普段海のそばに住んでいるのに、海に面する場所にはなぜか惹かれてしまう。もう今は深くまで潜れなくなったけれど各地の海に入りたいと思うし、どんな魚がいるのかなと思うと(食べる方で)ワクワクする。何より海が広がる景色を見ながらその土地の匂いを吸い込んでぼーっとしたい。これはもう、何にも変えられない貴重な時間だし、旅をする重要な目的の一つ。
石垣島を旅していた20代の頃も、いろんなポイントで潜っては浜に上がってぼーっとし、パラパラと本を読んだらまた移動して潜ってぼーっとして…という日々を過ごしていた。フィンとシュノーケルだけの身軽な素潜りなので、本当にぷらぷらしていたし、周りにぷらぷらしている人も多かった。今日何をするか、何を食べるかということだけを考えて生活する日々。今思えばなんて贅沢なんだろう。でもきっと旅ってそんなもんで、その経験が血肉になる。子供たちもどんどん旅に出てほしいなと思う。
到着した伊豆の海は想像を遥かに超える美しさで、漫画のように息をのんだ。驚くほどの透明度。泳ぐ魚も鮮やかで、屋久島で潜った海を思い出す。1泊2日のタイトな滞在だったので、熱海から河津あたりの東伊豆エリアしか周れなかったのだが、山と海に挟まれた道を移動する間も頭の中が空っぽになる程海の水平線を見ていた。(運転ありがとう。)出発前日まで辛かったつわりも偏頭痛もメガネを引っ掛けている耳の裏付近の痛みもまるで感じない。なんだこの開放感。海を見て風を感じているだけで、体に詰まっている内臓が全部なくなり体のラインだけ残っている感覚になる。
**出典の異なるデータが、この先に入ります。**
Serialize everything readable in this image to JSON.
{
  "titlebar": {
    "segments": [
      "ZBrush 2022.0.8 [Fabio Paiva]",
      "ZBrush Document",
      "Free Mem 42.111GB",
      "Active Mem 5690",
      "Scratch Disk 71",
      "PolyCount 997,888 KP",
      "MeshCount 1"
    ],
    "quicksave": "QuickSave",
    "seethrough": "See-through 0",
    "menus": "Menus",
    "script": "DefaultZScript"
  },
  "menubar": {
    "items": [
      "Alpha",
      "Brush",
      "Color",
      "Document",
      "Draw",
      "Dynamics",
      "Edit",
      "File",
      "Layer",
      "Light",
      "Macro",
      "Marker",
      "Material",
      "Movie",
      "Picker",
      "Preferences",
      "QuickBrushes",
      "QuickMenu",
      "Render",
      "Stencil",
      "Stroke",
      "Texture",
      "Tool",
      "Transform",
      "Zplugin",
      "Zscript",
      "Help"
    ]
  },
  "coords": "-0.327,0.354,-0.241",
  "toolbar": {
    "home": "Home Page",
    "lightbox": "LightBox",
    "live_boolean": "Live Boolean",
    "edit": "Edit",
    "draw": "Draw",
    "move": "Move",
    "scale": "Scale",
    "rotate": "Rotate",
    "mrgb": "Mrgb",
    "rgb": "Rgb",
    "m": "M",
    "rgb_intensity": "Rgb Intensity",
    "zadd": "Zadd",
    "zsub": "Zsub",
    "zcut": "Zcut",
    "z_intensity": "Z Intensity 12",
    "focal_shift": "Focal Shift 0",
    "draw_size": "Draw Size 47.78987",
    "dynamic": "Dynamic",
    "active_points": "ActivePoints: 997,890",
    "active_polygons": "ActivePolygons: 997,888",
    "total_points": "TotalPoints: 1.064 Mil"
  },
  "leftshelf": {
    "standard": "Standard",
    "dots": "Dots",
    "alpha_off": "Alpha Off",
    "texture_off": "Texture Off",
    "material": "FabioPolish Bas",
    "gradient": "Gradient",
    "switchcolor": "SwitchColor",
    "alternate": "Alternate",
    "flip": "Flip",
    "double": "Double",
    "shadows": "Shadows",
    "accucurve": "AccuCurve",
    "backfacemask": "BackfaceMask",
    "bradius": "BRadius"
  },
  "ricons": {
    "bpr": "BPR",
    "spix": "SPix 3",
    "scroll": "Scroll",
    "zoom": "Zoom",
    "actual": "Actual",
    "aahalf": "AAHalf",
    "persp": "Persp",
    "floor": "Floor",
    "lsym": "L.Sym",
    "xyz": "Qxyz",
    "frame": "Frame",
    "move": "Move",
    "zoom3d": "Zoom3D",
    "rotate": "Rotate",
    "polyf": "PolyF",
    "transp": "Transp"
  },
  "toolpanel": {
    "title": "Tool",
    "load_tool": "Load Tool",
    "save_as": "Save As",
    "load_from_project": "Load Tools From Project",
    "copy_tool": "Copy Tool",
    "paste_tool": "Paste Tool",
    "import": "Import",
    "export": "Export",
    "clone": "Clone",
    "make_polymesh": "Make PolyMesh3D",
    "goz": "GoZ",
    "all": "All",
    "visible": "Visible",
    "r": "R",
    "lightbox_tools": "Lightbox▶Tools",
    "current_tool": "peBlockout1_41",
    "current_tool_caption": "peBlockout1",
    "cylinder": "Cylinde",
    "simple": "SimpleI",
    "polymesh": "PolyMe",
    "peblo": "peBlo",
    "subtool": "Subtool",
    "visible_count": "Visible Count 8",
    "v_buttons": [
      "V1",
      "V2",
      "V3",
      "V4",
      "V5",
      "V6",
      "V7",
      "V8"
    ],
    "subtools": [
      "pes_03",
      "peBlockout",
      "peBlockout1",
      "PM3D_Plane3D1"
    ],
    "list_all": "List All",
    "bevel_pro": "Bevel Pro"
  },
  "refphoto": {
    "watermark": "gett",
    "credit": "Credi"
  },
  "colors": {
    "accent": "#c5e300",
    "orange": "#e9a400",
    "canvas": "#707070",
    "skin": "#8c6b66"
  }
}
山の緑も美しい季節。車の窓全開のまま、腹の底まで空気を吸い込み先へと進んだ。
楽しみにしていた、伊豆で獲れる魚も絶品だった。初めて食べた「まめじ」(クロマグロの幼魚)、脂ののったさわら、プリップリのマンボウ、とけるような生しらすなどなど。金目鯛を食べれなかったことが唯一の心残りだが、新鮮な魚介類の味わいは数日たった今でも鮮明に思い出せ、口の中からじわじわと幸福感が溢れ出す。数ヶ月前から毎晩飲んでいたお酒をやめていて、他の人が飲んでいる姿を見るとくーっと辛くなることもあったのだが、その分食べるものの味を体がダイレクトに感じるようになり、またその時の感動も長続きするようになっていた。食べることが大好きな私にとってはこれはとても幸せなことで、この感覚があるから断酒も続けられるんだろうなと思う。
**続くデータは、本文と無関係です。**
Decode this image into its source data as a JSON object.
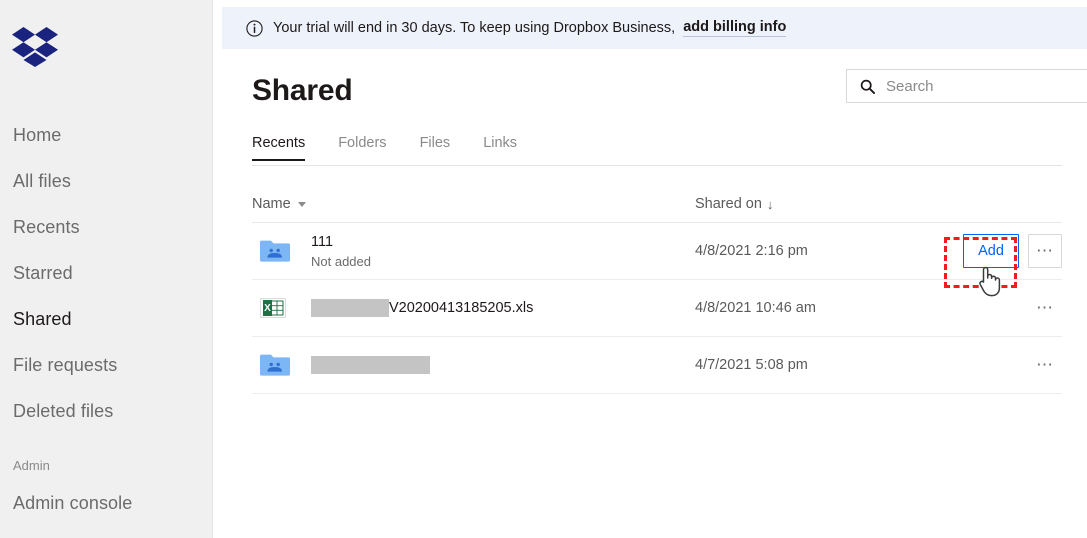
{
  "brand": {
    "logo_name": "dropbox-logo",
    "logo_color": "#1a237e",
    "accent_color": "#0061fe",
    "annotation_color": "#f31b1b"
  },
  "sidebar": {
    "items": [
      {
        "label": "Home",
        "name": "sidebar-item-home",
        "active": false
      },
      {
        "label": "All files",
        "name": "sidebar-item-all-files",
        "active": false
      },
      {
        "label": "Recents",
        "name": "sidebar-item-recents",
        "active": false
      },
      {
        "label": "Starred",
        "name": "sidebar-item-starred",
        "active": false
      },
      {
        "label": "Shared",
        "name": "sidebar-item-shared",
        "active": true
      },
      {
        "label": "File requests",
        "name": "sidebar-item-file-requests",
        "active": false
      },
      {
        "label": "Deleted files",
        "name": "sidebar-item-deleted-files",
        "active": false
      }
    ],
    "section_label": "Admin",
    "admin_items": [
      {
        "label": "Admin console",
        "name": "sidebar-item-admin-console"
      }
    ]
  },
  "banner": {
    "icon": "info-circle-icon",
    "text": "Your trial will end in 30 days. To keep using Dropbox Business,",
    "link_label": "add billing info"
  },
  "header": {
    "title": "Shared"
  },
  "search": {
    "icon": "search-icon",
    "placeholder": "Search",
    "value": ""
  },
  "tabs": [
    {
      "label": "Recents",
      "name": "tab-recents",
      "active": true
    },
    {
      "label": "Folders",
      "name": "tab-folders",
      "active": false
    },
    {
      "label": "Files",
      "name": "tab-files",
      "active": false
    },
    {
      "label": "Links",
      "name": "tab-links",
      "active": false
    }
  ],
  "table": {
    "columns": {
      "name": "Name",
      "name_sort_icon": "caret-down-icon",
      "shared_on": "Shared on",
      "shared_on_sort_icon": "arrow-down-icon"
    },
    "rows": [
      {
        "icon": "shared-folder-icon",
        "title": "111",
        "title_redacted": false,
        "subtitle": "Not added",
        "shared_on": "4/8/2021 2:16 pm",
        "action_label": "Add",
        "has_add_button": true,
        "overflow_icon": "ellipsis-icon",
        "overflow_bordered": true
      },
      {
        "icon": "excel-file-icon",
        "title": "V20200413185205.xls",
        "title_redacted": true,
        "redact_width": 78,
        "subtitle": "",
        "shared_on": "4/8/2021 10:46 am",
        "action_label": "",
        "has_add_button": false,
        "overflow_icon": "ellipsis-icon",
        "overflow_bordered": false
      },
      {
        "icon": "shared-folder-icon",
        "title": "",
        "title_redacted": true,
        "redact_width": 119,
        "subtitle": "",
        "shared_on": "4/7/2021 5:08 pm",
        "action_label": "",
        "has_add_button": false,
        "overflow_icon": "ellipsis-icon",
        "overflow_bordered": false
      }
    ]
  },
  "annotation": {
    "target": "add-button",
    "cursor_icon": "hand-pointer-cursor"
  }
}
全身で海を楽しみながらも、この海の続きのどこかで救助の手を待っている人がいるのだなと思うと途端に胸が押し潰されそうになる。北海道の海を楽しみに、雄大な自然を肌で感じに、自分と同じように知らない土地へ訪れる高揚感を持って船に乗られたのではないだろうか。どうしたって客の立場であの事故は予見できない。人を楽しませる仕事は、人の命を守れる十分な準備や訓練があって成り立つもの。1日も早く、乗船されていた全ての方が救助されますように。信じて願うしかない。